Storm clouds surrounded us although we had sunshine most days out. Notice the funnel cloud coming from the center of this grey cloud, trying to make a water spout.
Alyse at the helm. Our throw ring is always in reach and is attached to the bimini roof frame with velcro wraps.
See how clear! The anchor line at Lake Worth - this picture taken from the bow pulpit.
This freighter waits at anchor just outside of Palm Beach. Can you believe this is the Atlantic Ocean? You could water ski!
The Breakers. Picture perfect postcard of this famous Palm Beach landmark.
Commercial Helicopter flying over taking pictures of us while we snap photos of them. Say Cheese!
A busy day for choppers flying along the beach.
Coming home from a snorkeling trip in the dinghy. Our fishing poles are stowed on the aft deck, ready for action. A textaline screen will shade the deck from the afternoon sun.
This was one of four military helicopters on weekend drill.
These two were high flying right above us. We would have preferred that they were a bit farther away but the ocean gets crowded on a beautiful day and boats are everywhere.
Wow. There's as much traffic in the air as in the water. Check out the American flag flying from the stern of this Blimp.
We were even buzzed by a biplane!
The Fisher Island Ferry is the only way residents can get home. This island borders the south side of the Miami Inlet. A very prestigious address!
This massive sculpture greets us as we enter the ICW from the Miami inlet, Government Cut. The rock jetty surrounding the complex is only a few yards from the western edge of the channel.
Sunset silhouettes the Miami skyline from the southern side of Rickenbacher Causeway. This is a terrific anchorage when you want serenity instead of the hot! hot! hot! Latin beat.
The entire trip we saw only these two Dolphin in Card Sound. Maybe they knew better than to swim around all the crazies out in the ocean?
The Belize Blue of the new bridge span stands out against the backdrop of the old Jew Fish Creek drawbridge. As the drawbridge opens you see a red traffic light on both sides of its span. We must wait for the green light before we can proceed.

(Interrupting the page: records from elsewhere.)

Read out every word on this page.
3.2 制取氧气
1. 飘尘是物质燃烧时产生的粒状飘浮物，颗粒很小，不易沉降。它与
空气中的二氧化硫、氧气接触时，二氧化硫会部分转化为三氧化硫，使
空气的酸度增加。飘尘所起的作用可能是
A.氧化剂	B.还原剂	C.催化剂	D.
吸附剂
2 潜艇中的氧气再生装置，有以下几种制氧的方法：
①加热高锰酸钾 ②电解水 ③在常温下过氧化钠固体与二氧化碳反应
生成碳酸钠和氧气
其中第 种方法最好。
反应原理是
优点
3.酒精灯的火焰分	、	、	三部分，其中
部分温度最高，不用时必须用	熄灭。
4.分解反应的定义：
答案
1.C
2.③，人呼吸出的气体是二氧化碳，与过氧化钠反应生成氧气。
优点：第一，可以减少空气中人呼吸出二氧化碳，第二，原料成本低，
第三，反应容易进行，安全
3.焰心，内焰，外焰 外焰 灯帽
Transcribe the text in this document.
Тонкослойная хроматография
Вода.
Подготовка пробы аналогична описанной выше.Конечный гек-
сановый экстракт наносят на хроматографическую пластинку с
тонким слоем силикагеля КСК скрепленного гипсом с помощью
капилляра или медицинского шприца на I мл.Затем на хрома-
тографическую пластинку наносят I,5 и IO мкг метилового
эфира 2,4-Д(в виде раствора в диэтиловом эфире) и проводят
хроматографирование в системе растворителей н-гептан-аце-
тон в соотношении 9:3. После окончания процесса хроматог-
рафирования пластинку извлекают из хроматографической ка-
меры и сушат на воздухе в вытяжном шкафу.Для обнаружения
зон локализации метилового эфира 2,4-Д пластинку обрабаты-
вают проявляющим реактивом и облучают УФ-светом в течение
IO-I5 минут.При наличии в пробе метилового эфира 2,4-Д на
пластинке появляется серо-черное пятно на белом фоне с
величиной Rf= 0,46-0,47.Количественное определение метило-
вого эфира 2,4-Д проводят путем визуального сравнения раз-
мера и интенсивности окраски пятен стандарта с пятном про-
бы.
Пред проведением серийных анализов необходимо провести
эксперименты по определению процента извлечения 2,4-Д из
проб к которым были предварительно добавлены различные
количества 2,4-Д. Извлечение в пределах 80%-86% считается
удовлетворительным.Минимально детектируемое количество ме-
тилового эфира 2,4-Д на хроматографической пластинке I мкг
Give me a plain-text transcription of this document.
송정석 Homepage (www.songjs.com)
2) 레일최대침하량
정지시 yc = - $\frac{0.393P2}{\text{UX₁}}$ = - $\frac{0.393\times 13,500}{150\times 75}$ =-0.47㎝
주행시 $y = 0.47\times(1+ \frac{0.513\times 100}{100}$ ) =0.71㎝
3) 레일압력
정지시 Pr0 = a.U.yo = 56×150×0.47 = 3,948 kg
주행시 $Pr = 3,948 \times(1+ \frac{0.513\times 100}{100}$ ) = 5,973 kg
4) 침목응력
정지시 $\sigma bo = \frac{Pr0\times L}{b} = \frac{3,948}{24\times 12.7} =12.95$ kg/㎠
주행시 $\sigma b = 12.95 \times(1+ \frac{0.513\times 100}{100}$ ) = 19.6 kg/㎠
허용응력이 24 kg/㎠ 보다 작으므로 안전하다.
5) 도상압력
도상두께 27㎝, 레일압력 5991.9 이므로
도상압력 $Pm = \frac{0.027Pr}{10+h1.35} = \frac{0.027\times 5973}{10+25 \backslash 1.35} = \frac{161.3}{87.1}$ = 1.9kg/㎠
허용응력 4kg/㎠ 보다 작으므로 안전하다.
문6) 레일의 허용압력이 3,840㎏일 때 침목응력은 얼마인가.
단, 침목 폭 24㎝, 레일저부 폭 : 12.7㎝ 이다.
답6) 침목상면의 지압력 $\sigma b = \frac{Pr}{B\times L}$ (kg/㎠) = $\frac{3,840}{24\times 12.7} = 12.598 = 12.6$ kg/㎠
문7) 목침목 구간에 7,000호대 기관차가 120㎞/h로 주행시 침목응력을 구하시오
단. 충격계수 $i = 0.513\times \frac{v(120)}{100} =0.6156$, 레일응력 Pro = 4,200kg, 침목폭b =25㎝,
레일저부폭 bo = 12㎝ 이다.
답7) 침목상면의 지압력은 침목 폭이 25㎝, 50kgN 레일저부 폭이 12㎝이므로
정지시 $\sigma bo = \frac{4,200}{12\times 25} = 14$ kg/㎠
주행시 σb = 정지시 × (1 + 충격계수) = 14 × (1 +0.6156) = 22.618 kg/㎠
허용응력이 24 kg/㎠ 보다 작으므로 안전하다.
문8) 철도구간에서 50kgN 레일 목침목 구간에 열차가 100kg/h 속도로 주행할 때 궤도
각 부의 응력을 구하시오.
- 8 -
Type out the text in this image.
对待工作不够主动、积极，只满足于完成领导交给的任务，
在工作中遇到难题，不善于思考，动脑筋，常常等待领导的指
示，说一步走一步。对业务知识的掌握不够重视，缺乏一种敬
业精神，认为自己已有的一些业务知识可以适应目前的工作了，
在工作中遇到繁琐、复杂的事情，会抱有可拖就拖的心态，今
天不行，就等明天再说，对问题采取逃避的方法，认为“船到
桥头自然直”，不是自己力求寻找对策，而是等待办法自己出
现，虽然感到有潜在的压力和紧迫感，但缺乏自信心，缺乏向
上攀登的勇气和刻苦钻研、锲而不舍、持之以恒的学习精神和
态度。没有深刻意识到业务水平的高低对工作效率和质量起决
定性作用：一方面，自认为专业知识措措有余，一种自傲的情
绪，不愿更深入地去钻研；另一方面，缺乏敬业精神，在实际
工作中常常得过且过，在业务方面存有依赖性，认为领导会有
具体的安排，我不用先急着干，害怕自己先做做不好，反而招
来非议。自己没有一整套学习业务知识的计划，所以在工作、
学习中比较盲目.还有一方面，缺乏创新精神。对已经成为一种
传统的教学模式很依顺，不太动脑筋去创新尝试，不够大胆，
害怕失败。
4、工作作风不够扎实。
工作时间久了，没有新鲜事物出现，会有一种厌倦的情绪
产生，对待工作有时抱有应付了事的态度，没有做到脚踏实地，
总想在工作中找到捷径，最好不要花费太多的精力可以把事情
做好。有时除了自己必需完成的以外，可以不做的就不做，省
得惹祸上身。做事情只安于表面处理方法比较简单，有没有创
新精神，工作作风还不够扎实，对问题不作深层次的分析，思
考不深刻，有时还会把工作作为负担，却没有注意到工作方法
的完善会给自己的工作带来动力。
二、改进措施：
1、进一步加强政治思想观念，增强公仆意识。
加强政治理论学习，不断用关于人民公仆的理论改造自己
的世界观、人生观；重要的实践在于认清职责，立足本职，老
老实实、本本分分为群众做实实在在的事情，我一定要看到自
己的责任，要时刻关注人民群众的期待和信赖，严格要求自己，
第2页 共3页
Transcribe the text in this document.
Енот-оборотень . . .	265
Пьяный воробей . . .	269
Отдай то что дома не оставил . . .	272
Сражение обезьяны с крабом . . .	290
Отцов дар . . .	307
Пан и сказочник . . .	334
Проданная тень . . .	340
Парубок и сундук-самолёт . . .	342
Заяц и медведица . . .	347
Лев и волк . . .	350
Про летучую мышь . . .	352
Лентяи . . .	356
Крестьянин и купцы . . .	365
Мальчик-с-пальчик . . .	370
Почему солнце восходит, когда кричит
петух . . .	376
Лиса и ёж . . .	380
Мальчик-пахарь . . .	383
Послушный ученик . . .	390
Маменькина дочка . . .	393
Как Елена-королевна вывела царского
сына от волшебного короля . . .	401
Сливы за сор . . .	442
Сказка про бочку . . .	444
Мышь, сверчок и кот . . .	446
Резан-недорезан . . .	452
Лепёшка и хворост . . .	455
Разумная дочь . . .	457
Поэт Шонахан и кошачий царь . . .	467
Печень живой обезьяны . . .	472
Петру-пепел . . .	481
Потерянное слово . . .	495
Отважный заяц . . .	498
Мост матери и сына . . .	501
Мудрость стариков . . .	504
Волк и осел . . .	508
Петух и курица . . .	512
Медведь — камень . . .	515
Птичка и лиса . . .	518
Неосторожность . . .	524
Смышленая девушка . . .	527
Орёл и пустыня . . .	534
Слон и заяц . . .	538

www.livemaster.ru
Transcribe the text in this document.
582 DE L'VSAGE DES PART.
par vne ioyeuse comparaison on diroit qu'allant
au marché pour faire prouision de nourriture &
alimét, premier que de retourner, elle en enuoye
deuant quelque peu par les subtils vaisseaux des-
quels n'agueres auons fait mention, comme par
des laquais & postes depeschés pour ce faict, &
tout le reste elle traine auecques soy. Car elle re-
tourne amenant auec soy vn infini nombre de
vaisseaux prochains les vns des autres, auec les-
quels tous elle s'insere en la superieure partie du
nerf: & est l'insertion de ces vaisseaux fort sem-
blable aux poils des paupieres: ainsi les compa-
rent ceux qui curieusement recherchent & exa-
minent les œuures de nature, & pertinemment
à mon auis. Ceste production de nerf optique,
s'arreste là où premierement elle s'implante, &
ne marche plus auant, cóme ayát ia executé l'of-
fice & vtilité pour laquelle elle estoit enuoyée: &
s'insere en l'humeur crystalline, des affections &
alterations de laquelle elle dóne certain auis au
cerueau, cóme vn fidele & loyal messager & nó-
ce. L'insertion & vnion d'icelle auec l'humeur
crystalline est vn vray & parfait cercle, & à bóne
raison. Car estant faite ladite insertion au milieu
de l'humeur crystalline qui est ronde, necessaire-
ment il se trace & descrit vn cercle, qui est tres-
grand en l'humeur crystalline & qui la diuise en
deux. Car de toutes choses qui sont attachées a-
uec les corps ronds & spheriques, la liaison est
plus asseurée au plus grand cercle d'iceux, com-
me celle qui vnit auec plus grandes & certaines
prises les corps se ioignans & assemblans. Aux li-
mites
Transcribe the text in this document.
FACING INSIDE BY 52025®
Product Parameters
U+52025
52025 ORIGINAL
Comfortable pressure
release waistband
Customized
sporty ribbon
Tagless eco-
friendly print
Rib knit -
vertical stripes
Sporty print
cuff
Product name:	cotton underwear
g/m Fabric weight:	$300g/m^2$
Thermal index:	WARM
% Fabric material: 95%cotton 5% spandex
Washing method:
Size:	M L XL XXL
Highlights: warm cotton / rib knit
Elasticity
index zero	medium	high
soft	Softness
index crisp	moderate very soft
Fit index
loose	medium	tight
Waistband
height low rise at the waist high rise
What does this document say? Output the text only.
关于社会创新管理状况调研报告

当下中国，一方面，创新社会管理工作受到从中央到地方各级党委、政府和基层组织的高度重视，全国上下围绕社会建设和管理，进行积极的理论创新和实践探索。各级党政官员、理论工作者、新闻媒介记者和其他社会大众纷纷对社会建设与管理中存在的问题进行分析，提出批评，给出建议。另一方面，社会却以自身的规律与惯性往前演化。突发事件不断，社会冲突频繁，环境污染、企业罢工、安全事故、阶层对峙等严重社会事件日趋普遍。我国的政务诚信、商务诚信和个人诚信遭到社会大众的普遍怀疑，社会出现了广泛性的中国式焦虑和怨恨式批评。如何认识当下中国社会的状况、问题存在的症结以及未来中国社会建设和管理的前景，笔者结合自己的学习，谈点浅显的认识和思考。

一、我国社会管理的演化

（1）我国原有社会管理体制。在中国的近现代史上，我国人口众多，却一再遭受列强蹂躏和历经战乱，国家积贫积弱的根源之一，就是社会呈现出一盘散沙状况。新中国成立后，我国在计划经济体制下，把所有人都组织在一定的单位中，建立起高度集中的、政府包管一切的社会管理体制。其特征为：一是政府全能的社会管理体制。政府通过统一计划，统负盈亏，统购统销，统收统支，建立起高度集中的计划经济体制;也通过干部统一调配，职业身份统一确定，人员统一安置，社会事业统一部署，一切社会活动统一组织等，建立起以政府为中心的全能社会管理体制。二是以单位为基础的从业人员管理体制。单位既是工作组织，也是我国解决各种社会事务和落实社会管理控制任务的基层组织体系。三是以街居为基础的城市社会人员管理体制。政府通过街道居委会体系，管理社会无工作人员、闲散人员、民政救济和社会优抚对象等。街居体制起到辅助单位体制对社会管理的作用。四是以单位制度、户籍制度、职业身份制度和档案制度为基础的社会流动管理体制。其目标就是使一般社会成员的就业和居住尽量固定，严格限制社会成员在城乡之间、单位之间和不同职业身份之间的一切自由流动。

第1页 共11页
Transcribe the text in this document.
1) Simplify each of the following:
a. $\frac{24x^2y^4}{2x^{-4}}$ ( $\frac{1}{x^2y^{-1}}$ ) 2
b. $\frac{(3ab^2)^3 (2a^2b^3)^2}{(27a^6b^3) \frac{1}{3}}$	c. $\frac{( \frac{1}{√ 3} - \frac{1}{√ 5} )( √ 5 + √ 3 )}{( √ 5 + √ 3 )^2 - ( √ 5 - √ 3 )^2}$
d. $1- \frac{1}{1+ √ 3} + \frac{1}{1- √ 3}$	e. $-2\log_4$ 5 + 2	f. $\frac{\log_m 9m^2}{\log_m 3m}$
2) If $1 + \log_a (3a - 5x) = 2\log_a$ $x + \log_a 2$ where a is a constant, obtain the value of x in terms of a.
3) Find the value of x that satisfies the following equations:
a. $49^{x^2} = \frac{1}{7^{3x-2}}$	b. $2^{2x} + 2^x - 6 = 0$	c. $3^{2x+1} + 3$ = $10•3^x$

Friends we make along the way are a wonderful gift. We come from all walks of life and boating is what connects us. You never know when you'll meet again. Guess who's coming to dinner?
More storms threaten. Mother nature sure can put on a show.
As one sea bird dries his wings the others look on as if he is a MAESTRO getting the orchestra in tune.
The lighthouse at Boca Chita in the northern Keys.
AKA Mike Nelson...Chris takes a quick hop overboard to check on the shafts.
Stiltsville. Just below Virginia Key you'll find a handful of these elevated vacation camps. Most were destroyed in Hurricane Andrew but some have recently been rebuilt.
Pilot boats wait at the dock just inside Government Cut, Miami's inlet.
This surfer was a few miles offshore, near the sea buoy. No waves here and he sure wasn't trying to get our attention.... Maybe he had a rendezvous with a mermaid?
Uh-Oh. This USCG boat has his eye on the surfer. Wonder what they think the surfer is up to. Nice to see them protecting our waters.
More weather building over land. Hard to believe such beauty can cause so much damaging wind and rain.
Chris brings in another Bonita just north of Palm Beach. He hops down to the swim platform to bring the fish aboard and clean it.
Back in Fort Pierce across from the entrance to our marina at Harbortown. A quiet moment for a local fisherman and his dog.
Swinging on the hook at Boca Chita. Not another boat in site for miles.